On Thu, Feb 16, 2012 at 6:38 PM, John J Barton
<johnjbarton@johnjbarton.com> wrote:
> On Thu, Feb 16, 2012 at 5:56 PM, Greg Billock <gbillock@google.com> wrote:
>> On Thu, Feb 16, 2012 at 2:15 PM, John J Barton
>> <johnjbarton@johnjbarton.com> wrote:
>>>> We explicitly support passing any structured-cloneable type in intents
>>>> payload. This includes Blobs and other file-ish types, ports, and
>>>> esoterica not yet invented. :-)
>>>
>>> Then how do you have an advantage over postMessage() over MessageChannel?
>>
>> I was just clarifying that we do not intend to allow passing of a
>> narrower range of types than would be possible with postMessage in
>> page-to-page situations.
>
> On the one hand you claim that web-intents is better because it does
> not allow specifying complex communications. Then it's better because
> it can. I'm sure it's better, but being clear on why is important.
>
> So: In the communications layer, web-intents makes MIME data
> transmission simple but allows any structured-cloneable types,
> including those types of messages sent over postMessage.

:-) The mechanics are defined in the API, but I think the thing to
call out here is that there's a) the full ability to pass structured
clones, and b) for many situations, including the ones we think will
be the most popular, the requirement is to fully specify the request
before invocation, which is has good interoperability characteristics.

The big question about RPC vs. messaging channel, then, is which to
use when. If you think that most interactions will be complex and
require extensive coordination, then it would make sense to use a
messaging channel substrate and make RPC-style interaction a special
case of that. If you think that most interactions will be fairly
simple, then it is more natural to use an RPC-style interaction, and,
where necessary, use that to establish a messaging channel.
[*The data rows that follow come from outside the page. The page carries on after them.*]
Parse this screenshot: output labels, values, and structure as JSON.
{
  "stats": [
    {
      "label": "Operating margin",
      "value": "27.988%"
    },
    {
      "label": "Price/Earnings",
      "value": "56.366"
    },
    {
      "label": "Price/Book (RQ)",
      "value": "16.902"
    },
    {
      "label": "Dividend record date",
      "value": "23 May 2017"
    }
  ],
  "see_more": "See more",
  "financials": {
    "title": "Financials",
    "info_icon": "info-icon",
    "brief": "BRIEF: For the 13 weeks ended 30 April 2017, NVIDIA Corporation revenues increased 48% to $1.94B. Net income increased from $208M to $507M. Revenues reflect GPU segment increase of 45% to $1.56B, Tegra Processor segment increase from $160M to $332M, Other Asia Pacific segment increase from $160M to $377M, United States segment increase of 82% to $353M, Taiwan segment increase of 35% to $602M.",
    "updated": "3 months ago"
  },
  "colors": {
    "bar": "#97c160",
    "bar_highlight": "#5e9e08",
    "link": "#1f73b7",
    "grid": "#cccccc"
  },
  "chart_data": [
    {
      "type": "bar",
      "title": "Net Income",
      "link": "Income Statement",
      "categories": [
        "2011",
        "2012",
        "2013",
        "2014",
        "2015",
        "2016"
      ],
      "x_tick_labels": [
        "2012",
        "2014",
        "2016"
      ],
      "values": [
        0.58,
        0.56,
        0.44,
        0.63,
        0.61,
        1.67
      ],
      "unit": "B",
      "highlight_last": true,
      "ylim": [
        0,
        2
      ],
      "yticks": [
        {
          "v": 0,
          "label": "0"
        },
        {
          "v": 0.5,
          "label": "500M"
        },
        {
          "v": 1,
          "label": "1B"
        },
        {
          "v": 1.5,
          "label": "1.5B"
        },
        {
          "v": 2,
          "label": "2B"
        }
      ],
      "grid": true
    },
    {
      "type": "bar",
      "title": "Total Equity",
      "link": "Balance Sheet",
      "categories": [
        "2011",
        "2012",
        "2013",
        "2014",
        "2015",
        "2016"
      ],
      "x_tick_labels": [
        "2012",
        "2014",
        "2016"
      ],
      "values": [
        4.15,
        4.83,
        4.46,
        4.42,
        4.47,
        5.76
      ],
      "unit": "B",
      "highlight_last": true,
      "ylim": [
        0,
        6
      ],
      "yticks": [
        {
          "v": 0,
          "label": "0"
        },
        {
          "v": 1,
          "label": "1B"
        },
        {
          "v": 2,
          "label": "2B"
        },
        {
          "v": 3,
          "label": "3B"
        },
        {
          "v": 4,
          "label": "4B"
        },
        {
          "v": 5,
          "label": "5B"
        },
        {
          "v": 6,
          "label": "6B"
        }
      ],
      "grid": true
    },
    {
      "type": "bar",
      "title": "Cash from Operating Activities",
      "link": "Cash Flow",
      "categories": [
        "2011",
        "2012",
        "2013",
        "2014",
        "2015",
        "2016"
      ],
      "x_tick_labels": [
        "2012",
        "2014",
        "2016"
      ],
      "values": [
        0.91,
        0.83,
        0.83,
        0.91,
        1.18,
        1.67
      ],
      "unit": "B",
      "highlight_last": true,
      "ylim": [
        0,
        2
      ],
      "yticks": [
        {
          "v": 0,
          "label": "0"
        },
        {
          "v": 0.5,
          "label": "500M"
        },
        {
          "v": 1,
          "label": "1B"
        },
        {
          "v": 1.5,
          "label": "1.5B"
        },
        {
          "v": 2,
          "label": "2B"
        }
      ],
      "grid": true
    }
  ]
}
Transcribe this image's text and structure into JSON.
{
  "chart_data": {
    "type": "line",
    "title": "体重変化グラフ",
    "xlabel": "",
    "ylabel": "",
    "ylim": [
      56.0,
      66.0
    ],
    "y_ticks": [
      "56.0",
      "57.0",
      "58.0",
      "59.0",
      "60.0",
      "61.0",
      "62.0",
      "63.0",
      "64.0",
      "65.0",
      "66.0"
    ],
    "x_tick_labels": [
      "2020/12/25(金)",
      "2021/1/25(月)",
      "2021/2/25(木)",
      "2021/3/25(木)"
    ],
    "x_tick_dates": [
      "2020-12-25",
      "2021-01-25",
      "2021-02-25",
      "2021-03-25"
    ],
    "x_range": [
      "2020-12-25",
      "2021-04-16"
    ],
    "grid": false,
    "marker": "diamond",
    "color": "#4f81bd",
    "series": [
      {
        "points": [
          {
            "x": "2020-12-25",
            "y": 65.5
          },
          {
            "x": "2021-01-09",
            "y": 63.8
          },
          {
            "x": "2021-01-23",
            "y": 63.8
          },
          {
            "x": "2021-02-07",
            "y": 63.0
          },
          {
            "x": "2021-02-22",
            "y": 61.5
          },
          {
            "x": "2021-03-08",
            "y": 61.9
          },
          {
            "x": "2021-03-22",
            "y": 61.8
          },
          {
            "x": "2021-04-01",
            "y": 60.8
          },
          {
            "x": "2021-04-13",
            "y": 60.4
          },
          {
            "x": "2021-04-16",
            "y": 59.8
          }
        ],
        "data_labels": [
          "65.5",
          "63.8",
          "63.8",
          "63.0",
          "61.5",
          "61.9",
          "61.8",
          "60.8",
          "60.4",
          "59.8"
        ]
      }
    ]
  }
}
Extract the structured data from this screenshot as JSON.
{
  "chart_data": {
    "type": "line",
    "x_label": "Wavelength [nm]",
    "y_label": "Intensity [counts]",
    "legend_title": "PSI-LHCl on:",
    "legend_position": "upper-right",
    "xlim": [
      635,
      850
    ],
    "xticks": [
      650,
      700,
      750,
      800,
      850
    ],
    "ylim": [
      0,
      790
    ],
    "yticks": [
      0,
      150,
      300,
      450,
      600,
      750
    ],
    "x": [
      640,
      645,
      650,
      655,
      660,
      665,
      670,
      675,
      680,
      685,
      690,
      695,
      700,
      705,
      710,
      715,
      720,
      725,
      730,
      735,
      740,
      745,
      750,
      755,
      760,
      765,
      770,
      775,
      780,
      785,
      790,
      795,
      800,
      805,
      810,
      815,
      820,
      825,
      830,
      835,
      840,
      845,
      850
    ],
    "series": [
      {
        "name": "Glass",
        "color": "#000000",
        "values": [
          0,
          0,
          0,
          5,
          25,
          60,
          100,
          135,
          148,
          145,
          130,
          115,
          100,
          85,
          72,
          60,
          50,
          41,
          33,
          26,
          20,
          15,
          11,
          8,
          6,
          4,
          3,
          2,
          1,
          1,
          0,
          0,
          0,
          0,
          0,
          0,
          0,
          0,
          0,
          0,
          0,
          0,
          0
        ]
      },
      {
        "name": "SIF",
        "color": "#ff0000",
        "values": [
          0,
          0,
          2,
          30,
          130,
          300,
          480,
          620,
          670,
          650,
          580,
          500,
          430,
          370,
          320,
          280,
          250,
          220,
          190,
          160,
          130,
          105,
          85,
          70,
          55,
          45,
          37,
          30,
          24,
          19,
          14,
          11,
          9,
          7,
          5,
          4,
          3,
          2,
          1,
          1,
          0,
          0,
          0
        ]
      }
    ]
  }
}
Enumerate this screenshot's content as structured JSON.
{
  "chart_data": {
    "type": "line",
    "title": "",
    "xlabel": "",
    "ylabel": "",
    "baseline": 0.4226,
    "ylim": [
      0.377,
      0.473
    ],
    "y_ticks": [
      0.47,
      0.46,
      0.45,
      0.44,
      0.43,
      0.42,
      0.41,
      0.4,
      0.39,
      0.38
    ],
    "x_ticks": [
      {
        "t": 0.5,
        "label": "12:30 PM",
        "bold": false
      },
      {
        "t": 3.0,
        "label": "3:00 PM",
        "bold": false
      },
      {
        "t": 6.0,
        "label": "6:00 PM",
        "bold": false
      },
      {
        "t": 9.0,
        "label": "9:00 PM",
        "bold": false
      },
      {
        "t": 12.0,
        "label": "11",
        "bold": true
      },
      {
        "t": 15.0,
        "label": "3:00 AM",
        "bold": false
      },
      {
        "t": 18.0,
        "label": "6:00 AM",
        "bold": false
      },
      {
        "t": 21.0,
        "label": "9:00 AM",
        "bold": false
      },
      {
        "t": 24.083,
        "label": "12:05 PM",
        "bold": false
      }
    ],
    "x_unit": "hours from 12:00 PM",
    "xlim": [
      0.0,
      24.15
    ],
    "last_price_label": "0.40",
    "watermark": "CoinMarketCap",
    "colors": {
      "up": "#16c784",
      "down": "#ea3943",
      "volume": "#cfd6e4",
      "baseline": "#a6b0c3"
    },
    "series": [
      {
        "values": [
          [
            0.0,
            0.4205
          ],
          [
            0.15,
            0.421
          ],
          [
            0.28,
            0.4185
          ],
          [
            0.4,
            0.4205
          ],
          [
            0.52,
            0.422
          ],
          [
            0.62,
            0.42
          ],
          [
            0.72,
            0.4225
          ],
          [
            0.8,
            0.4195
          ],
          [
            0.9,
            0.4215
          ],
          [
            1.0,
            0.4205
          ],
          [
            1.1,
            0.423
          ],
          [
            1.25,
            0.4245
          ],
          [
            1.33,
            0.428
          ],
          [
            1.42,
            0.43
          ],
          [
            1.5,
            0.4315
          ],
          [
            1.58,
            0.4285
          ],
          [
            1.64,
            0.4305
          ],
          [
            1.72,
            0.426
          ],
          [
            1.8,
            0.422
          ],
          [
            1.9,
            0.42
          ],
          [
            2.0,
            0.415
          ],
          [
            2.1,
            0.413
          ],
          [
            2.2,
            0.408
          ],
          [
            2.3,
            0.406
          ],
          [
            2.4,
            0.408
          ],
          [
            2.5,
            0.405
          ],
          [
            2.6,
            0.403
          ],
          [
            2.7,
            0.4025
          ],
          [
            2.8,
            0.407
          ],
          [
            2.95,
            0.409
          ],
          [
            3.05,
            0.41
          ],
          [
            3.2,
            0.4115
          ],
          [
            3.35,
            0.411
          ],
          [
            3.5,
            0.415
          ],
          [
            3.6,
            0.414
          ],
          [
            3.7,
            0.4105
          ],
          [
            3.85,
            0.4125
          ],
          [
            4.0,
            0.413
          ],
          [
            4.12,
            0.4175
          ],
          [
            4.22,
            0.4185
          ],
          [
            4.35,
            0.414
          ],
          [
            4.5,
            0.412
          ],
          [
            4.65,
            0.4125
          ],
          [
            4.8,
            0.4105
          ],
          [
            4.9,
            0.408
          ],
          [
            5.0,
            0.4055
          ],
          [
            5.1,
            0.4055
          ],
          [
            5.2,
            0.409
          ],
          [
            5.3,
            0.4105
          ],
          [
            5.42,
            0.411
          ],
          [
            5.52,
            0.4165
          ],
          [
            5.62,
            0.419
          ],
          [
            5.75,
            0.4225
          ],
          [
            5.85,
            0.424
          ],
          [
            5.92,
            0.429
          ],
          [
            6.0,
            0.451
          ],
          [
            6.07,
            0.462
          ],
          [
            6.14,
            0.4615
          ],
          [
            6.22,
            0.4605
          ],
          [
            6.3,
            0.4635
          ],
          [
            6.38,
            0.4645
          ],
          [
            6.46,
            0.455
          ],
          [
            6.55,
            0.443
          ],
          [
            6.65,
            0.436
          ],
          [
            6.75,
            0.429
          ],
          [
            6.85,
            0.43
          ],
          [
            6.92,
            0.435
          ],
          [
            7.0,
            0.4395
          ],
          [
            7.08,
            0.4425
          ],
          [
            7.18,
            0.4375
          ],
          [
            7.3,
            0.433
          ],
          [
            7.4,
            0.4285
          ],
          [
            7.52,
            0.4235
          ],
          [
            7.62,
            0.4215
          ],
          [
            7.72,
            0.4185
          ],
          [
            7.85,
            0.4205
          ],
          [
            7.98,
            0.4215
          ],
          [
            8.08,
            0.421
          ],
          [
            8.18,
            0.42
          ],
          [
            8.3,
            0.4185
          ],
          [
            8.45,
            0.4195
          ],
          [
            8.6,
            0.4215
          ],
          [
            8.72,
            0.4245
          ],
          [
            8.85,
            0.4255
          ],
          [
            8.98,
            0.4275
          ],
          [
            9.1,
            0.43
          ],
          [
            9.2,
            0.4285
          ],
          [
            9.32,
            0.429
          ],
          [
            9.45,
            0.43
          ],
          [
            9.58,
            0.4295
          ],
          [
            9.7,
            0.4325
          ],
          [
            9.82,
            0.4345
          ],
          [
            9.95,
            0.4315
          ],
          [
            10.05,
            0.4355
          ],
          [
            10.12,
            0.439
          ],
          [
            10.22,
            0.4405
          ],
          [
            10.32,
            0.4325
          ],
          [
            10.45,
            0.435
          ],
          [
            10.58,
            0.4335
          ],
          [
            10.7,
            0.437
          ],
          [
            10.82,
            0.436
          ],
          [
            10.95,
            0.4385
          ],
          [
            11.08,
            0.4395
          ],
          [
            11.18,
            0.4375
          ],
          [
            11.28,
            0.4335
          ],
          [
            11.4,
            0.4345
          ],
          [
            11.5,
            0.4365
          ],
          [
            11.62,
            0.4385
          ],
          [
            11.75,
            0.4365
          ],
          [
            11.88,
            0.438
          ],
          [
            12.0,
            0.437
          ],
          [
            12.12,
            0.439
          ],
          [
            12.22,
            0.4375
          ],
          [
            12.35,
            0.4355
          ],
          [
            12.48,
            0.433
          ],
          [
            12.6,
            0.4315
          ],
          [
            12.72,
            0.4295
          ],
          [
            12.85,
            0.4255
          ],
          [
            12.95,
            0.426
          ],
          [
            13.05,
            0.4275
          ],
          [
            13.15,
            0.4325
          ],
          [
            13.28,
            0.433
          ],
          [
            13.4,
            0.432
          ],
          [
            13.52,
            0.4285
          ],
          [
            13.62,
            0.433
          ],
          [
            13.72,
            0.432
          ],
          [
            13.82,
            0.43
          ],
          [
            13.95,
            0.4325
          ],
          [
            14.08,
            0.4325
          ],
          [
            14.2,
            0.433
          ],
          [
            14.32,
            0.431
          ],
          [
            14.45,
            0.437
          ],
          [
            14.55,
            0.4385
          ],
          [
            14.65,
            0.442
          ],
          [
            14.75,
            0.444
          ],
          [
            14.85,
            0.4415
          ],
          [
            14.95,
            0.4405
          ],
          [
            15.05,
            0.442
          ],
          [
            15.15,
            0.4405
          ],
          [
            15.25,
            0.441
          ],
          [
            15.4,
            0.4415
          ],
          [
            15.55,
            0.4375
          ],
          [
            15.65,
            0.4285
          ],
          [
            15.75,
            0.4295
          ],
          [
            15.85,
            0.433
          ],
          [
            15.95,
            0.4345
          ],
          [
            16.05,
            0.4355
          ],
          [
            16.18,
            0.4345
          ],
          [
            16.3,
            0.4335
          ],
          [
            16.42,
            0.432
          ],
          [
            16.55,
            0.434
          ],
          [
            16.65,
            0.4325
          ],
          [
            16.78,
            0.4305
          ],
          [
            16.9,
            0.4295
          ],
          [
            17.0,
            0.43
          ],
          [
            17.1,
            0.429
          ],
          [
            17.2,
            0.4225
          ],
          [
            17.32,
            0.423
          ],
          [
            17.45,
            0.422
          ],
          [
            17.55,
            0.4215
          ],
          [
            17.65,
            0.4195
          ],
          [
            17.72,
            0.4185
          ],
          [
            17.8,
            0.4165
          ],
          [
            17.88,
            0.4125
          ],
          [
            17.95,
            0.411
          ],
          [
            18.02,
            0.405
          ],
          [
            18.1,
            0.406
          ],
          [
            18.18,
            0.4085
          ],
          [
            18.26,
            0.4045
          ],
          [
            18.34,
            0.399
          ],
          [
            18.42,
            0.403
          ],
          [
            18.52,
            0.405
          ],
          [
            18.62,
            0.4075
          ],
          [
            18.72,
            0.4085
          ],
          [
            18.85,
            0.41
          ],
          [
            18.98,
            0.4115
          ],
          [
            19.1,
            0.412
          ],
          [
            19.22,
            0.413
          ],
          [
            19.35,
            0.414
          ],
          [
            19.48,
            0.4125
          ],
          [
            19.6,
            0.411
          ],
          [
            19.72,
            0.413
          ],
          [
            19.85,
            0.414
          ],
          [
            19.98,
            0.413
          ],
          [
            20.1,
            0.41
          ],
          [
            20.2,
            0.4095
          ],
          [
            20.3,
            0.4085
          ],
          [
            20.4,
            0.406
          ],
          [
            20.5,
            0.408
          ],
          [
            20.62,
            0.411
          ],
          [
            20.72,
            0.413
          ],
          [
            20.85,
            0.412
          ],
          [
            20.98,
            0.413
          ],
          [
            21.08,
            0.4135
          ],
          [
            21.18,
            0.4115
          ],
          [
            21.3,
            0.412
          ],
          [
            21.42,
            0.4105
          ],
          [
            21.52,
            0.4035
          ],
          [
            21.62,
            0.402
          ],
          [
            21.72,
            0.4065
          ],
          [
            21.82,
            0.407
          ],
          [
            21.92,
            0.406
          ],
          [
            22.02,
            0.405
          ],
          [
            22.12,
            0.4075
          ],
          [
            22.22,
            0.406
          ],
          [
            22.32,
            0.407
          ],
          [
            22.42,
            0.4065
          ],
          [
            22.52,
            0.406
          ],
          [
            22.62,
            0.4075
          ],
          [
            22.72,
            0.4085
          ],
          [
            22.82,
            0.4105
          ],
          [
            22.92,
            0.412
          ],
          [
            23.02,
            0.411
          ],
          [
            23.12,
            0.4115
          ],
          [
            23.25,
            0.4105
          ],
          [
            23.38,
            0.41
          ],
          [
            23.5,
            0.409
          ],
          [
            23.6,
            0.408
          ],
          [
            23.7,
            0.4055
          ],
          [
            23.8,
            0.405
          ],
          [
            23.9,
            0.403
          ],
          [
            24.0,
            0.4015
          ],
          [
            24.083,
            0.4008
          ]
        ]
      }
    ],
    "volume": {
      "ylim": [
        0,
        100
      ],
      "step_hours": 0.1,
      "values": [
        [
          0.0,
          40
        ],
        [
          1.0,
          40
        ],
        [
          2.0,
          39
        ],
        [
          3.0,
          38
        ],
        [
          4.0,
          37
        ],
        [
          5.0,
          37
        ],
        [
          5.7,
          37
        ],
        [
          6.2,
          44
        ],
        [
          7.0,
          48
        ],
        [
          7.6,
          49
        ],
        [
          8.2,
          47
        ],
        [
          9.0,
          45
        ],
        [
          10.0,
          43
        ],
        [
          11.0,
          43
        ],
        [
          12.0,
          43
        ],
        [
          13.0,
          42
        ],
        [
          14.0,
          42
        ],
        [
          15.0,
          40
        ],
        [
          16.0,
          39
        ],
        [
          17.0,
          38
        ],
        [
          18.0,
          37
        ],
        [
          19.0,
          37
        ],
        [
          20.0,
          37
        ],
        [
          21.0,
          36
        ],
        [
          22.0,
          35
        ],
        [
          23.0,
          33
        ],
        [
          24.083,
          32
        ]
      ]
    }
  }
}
That's what we think will be the case: the lion's share of use will be
of the "share this link" or "save this file" variety, not only
RPC-friendly, but often fire-and-forget-compatible. Our intuition is
that setting up a messaging channel for those cases is overkill, as
well as being harder to integrate with browser/system events and
services.

An intuition pump here is to go back to the use cases: they are by and
large for loosely connecting clients and services that know very
little about each other. The more complex the protocol between them,
the more they need to know about each other. The less they are
required to know about each other the better.

>
> Why wouldn't I race James to create WorldsMostAwesomeWebIntents page
> full of <intent> tags?
> Won't people be motivated to create ad supported lists? Won't users be
> bombarded with <intent> pages?
> I guess these are problems you'd love to have.

:-) We're attempting to think ahead on that front, but yes, it'd be
great to get enough adoption to be worried about noise instead of
silence.

>> You can try this out in the current Chrome beta and developer channel,
>> if you're interested in seeing how we think this will work.
>
> I've seen the demo live. It's very cool; that's is why I posted my questions.
>
>>
>> [1] http://lists.whatwg.org/htdig.cgi/whatwg-whatwg.org/2012-February/034881.html
>
> Is this the correct reference? It seems to be some completely
> different and uninteresting topic.

The part I was referencing is towards the very end.

> Thanks for your answers. You're convincing.